Fafá Conta

Comecei o feriado recebendo mensagens que muitas mães e pais devem ter recebido também em grupos de whatsapp e redes sociais por aí. O tema das mensagens era o conteúdo do livro “O menino que espiava para dentro“, de Ana Maria Machado.

Antes de vociferar opiniões enviesadas por aí, vamos parar pra ler um pouco? Compartilho com vocês a

“Carta de apoio à Ana Maria Machado e à Literatura”:

Em virtude dos recentes posts e mensagens que alegam incitação ao suicídio no livro infantil “O menino que espiava pra dentro”, da consagrada autora Ana Maria Machado, e também por outros casos semelhantes que vêm acontecendo ultimamente, nós, incentivadoras digitais, amantes e estudiosas da Literatura Infantil e Juvenil, gostaríamos de falar um pouco sobre o assunto.

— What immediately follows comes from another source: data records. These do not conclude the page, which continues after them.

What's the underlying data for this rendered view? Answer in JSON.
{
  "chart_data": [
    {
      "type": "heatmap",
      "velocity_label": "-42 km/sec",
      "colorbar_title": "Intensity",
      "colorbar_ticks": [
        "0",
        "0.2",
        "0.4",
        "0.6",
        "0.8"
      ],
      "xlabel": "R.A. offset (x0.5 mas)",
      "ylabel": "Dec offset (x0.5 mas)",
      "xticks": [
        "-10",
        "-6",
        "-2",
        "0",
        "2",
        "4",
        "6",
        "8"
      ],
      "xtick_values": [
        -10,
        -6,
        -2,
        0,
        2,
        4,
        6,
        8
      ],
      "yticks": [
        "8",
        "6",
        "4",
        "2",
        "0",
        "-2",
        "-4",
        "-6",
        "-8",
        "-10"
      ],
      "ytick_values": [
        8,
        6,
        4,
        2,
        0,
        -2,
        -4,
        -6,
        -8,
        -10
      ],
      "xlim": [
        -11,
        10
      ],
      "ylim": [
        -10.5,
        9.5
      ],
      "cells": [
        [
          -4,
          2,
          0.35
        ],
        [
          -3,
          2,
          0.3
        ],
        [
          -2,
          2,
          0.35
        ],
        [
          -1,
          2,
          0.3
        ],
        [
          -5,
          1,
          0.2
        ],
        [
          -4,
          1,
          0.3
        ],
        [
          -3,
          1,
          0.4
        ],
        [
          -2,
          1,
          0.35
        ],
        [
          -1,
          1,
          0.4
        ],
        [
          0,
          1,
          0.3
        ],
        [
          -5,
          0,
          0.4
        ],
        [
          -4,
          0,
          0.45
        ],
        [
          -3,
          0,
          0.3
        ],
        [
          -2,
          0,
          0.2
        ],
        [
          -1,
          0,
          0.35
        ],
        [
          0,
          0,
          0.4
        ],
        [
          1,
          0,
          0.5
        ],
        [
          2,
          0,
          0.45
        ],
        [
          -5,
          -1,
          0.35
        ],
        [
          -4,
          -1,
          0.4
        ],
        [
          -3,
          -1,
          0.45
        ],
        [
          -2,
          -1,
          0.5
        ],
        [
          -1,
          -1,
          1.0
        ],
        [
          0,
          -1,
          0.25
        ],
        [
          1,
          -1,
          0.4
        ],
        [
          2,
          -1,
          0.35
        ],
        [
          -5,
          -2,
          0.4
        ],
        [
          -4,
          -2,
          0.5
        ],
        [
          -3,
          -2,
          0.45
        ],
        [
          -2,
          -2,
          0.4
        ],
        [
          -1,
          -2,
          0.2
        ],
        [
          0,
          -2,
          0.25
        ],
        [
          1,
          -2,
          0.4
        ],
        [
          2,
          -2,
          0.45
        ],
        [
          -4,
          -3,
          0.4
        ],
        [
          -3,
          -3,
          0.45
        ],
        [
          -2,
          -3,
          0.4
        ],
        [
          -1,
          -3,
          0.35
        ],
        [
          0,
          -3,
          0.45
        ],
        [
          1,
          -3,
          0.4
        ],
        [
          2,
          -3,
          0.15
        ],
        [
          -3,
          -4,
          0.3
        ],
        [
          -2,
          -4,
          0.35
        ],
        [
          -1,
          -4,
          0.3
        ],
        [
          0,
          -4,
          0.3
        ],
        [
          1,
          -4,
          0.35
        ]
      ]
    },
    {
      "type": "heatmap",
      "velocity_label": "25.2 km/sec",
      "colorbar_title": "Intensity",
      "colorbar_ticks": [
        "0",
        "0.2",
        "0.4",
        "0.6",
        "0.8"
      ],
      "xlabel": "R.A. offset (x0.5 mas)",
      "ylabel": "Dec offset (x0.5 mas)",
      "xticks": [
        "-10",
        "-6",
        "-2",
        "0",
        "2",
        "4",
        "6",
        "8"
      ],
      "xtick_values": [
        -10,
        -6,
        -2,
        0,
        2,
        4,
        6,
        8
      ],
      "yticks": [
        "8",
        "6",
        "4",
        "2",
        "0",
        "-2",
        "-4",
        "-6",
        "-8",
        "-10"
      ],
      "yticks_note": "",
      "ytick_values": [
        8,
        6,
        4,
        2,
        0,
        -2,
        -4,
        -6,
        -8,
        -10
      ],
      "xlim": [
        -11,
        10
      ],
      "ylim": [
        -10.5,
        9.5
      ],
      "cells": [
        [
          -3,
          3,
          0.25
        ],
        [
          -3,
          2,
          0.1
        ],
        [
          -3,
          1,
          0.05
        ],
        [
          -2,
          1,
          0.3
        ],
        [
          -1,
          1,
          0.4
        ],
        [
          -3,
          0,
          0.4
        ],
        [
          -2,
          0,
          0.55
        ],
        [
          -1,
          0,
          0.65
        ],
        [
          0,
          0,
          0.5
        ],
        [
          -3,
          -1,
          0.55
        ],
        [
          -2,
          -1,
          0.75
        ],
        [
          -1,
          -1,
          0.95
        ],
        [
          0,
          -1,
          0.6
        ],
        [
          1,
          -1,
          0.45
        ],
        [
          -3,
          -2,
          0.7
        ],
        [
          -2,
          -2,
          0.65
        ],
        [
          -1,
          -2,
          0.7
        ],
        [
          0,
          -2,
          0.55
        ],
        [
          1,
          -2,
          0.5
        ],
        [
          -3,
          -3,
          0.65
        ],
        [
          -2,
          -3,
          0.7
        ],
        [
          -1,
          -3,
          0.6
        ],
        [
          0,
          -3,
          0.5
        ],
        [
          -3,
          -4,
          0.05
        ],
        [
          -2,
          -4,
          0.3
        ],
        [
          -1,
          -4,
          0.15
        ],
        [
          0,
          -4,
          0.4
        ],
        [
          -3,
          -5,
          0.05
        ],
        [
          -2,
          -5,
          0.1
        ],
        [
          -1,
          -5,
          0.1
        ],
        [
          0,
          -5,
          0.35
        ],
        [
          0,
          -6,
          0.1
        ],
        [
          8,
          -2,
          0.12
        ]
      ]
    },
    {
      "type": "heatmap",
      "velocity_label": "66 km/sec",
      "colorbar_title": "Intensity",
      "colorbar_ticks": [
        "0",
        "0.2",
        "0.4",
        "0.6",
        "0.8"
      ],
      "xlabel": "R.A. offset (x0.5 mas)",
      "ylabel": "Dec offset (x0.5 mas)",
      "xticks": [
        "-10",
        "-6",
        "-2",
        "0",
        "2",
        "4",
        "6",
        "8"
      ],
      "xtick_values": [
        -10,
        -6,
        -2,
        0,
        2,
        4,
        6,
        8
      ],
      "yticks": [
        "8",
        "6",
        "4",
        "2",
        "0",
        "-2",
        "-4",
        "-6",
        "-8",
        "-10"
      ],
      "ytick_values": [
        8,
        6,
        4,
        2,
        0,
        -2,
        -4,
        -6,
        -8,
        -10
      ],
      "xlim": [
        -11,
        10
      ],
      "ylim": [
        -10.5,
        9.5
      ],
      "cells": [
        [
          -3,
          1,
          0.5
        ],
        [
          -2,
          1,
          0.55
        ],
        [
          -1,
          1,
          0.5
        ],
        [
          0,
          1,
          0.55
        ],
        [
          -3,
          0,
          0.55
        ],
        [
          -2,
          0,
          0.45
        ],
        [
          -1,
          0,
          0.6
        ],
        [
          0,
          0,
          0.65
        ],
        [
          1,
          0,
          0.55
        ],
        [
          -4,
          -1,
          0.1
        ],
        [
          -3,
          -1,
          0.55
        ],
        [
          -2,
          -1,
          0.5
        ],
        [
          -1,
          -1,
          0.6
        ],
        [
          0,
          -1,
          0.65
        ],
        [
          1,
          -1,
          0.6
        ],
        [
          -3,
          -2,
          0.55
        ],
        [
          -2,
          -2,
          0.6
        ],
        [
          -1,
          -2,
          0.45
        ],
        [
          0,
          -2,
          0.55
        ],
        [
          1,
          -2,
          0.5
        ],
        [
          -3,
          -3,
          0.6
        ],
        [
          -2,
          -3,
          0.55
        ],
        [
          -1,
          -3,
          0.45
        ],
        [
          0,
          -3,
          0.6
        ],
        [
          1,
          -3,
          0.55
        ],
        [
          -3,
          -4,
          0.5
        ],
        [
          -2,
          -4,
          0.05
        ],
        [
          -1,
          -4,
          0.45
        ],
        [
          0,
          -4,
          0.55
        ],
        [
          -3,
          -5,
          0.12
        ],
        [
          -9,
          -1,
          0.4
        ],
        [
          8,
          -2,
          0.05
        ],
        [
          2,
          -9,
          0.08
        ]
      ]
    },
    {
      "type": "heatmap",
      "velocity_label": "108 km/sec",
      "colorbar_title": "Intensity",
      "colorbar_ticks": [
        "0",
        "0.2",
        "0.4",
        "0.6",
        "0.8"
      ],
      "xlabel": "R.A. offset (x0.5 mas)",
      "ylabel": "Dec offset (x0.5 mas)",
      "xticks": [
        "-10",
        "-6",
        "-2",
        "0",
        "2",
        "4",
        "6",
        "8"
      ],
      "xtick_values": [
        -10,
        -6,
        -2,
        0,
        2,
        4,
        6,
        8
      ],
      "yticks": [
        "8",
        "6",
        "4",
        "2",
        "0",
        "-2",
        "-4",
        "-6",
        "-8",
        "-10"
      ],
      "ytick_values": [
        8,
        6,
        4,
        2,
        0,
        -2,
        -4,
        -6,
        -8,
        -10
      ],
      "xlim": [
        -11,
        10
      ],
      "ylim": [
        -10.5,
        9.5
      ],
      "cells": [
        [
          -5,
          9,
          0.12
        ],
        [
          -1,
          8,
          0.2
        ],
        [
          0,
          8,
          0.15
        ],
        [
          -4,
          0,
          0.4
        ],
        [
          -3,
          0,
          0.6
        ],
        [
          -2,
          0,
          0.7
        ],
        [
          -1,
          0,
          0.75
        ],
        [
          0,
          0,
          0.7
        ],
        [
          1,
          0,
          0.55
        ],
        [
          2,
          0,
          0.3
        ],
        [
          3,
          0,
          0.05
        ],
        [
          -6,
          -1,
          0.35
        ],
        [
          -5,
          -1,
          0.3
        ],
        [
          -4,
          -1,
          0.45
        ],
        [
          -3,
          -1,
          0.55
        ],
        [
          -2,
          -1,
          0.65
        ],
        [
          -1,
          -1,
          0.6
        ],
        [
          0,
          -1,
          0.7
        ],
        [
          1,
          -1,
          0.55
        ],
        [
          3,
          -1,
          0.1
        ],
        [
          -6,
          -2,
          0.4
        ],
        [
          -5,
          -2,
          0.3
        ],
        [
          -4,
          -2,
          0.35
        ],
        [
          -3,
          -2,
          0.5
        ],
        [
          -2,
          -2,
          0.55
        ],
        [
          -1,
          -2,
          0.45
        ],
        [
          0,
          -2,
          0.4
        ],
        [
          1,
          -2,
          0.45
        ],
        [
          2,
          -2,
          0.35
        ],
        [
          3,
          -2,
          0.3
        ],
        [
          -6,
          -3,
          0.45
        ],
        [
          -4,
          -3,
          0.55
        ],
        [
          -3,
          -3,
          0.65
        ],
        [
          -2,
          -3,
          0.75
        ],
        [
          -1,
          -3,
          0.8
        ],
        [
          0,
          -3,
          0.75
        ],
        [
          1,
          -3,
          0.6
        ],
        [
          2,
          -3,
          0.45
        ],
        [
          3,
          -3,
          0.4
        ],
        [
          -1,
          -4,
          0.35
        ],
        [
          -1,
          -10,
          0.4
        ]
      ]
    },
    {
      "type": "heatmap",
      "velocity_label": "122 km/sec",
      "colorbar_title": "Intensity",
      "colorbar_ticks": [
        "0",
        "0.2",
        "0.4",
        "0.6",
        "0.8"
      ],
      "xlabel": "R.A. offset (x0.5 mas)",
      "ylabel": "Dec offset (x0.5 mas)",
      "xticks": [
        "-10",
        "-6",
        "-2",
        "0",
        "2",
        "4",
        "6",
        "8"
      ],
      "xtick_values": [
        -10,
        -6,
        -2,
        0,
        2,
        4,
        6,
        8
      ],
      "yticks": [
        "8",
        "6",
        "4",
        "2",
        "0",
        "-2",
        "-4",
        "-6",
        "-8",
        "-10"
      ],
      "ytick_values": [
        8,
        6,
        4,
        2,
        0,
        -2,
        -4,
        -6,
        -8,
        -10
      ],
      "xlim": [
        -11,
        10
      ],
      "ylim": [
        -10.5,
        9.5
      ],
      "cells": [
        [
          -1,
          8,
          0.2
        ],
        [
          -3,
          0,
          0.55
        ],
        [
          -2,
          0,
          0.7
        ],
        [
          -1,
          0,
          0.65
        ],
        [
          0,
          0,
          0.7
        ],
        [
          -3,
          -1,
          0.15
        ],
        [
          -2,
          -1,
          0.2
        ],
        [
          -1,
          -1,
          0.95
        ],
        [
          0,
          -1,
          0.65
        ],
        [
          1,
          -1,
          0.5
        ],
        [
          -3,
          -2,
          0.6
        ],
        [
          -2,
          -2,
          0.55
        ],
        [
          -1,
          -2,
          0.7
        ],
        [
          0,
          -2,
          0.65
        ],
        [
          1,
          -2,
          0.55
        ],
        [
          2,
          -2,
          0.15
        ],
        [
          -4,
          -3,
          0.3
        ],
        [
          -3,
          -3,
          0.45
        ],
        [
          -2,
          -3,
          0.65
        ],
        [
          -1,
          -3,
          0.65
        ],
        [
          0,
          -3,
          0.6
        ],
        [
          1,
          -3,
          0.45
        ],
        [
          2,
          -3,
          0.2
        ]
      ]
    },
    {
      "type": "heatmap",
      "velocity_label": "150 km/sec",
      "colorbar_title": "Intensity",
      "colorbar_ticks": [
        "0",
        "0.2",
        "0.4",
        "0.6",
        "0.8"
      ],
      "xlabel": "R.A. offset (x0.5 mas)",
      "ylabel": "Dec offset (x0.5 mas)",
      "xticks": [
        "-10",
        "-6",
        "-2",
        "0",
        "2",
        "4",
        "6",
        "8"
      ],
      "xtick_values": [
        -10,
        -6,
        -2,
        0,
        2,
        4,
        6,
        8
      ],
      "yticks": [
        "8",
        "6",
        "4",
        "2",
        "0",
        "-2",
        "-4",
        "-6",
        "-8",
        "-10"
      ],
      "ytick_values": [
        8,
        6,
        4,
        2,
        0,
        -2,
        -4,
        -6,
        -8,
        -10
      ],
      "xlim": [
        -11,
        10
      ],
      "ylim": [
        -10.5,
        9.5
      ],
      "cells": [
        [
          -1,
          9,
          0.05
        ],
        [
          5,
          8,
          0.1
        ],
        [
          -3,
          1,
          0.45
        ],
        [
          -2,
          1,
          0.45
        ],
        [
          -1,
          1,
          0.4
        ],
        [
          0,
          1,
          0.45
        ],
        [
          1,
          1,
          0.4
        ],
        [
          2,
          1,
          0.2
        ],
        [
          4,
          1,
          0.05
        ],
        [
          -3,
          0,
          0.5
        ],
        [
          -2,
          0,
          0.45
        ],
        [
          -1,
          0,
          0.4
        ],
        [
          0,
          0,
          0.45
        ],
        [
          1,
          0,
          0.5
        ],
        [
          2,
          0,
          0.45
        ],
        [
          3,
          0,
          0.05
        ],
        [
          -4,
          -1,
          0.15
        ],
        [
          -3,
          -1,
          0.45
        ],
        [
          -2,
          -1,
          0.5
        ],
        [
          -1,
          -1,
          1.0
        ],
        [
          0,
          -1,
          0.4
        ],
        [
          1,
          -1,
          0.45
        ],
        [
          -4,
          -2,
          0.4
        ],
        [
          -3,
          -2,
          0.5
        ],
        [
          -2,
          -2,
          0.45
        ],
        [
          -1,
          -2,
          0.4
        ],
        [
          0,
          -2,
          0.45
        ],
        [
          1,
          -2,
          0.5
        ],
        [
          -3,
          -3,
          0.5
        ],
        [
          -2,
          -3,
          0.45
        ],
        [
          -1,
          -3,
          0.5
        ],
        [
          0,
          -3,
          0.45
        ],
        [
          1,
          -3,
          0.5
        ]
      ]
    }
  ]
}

Em primeiro lugar, acreditamos que uma obra literária não pode ser lida ou interpretada a partir de um fragmento descontextualizado. É necessário compreender o texto por inteiro e com isso a mensagem completa do autor. Uma descontextualização dessas pode gerar ruídos que denunciam a formação de leitores deficitária deste país, mostrando como a literatura é mal interpretada, infelizmente.

O livro narra a história de um menino cheio de imaginação, que ama explorar seu mundo interior. Numa intertextualidade com contos de fadas clássicos, ele brinca de ser um “Belo adormecido” ou “Branco de neve”, querendo ficar um tempo mais longo no mundo da imaginação. Assim, usa o mesmo recurso da história da Branca de Neve contada pelos Irmãos Grimm originalmente: engasga com uma maçã e vai para o mundo da imaginação, para depois “desengasgar” e voltar ao mundo “real”. Reparem que a autora refere-se à versão mais antiga e anterior à versão da Disney, em que a personagem engole uma maçã envenenada e é acordada por um príncipe.

É importante frisar dois pontos do final da história:

1) No fim do livro, ele é acordado pela mãe. Fica claro que a aventura foi um sonho do menino e não um caminho real para chegar ao mundo da imaginação.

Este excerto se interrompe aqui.